2017 - 2023. Development of targeted nanomedicines for treatment of high-risk paediatric leukaemia.

High-risk childhood leukaemia has a poor prognosis because of treatment failure and toxic side effects of therapy. Drug encapsulation into liposomal nanocarriers has shown clinical success at improving biodistribution and tolerability of chemotherapy. However, enhancements in drug efficacy have been limited because of a lack of selectivity of the liposomal formulations for the cancer cells. Here, we report on the generation of bispecific antibodies (BsAbs) with dual binding to a leukemic cell receptor, such as CD19, CD20, CD22, or CD38, and methoxy polyethylene glycol (PEG) for the targeted delivery of PEGylated liposomal drugs to leukaemia cells. This liposome targeting system follows a “mix-and-match” principle where BsAbs were selected on the specific receptors expressed on leukaemia cells. BsAbs improved the targeting and cytotoxic activity of a clinically approved and low-toxic PEGylated liposomal formulation of doxorubicin (Caelyx) toward leukaemia cell lines and patient-derived samples that are immunophenotypically heterogeneous and representative of high-risk subtypes of childhood leukaemia.
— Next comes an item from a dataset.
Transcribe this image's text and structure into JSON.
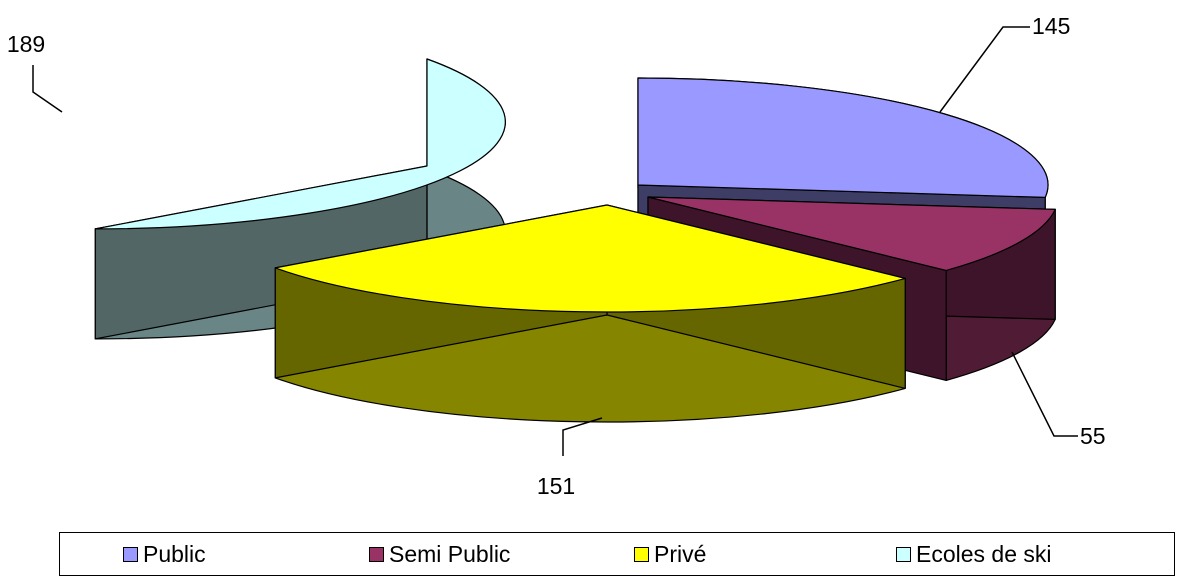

BsAb-assisted improvements in leukaemia cell targeting and cytotoxic potency of Caelyx correlated with receptor expression and were minimally detrimental in vitro and in vivo toward expansion and functionality of normal peripheral blood mononuclear cells and hematopoietic progenitors. Targeted delivery of Caelyx using BsAbs further enhanced leukemia suppression while reducing drug accumulation in the heart and kidneys and extended overall survival in patient-derived xenograft models of high-risk childhood leukaemia. Our methodology using BsAbs therefore represents an attractive targeting platform to potentiate the therapeutic efficacy and safety of liposomal drugs for improved treatment of high-risk leukaemia

Research was conducted independently and in collaboration with other team members and research groups at CCI (Prof. Richard Lock - Leukaemia Biology group; Prof. Michelle Haber – Experimental Therapeutics group), University of Queensland (Prof. Kris Thurecht - Centre for Advanced Imaging), UNSW (Prof. John Pimanda), St Vincent's Centre for Applied Medical Research (Prof. David Ma). In a separate work following a similar approach, I have developed nanomedicines recognizing EGFR for targeted delivery of chemotherapy to non-small cell lung cancer (NSCLC). Outcomes are reported at published in the highly-regarded Science Translational Medicine journal (E. Moles, et al., Sci Trans Med, 15(696), 2023).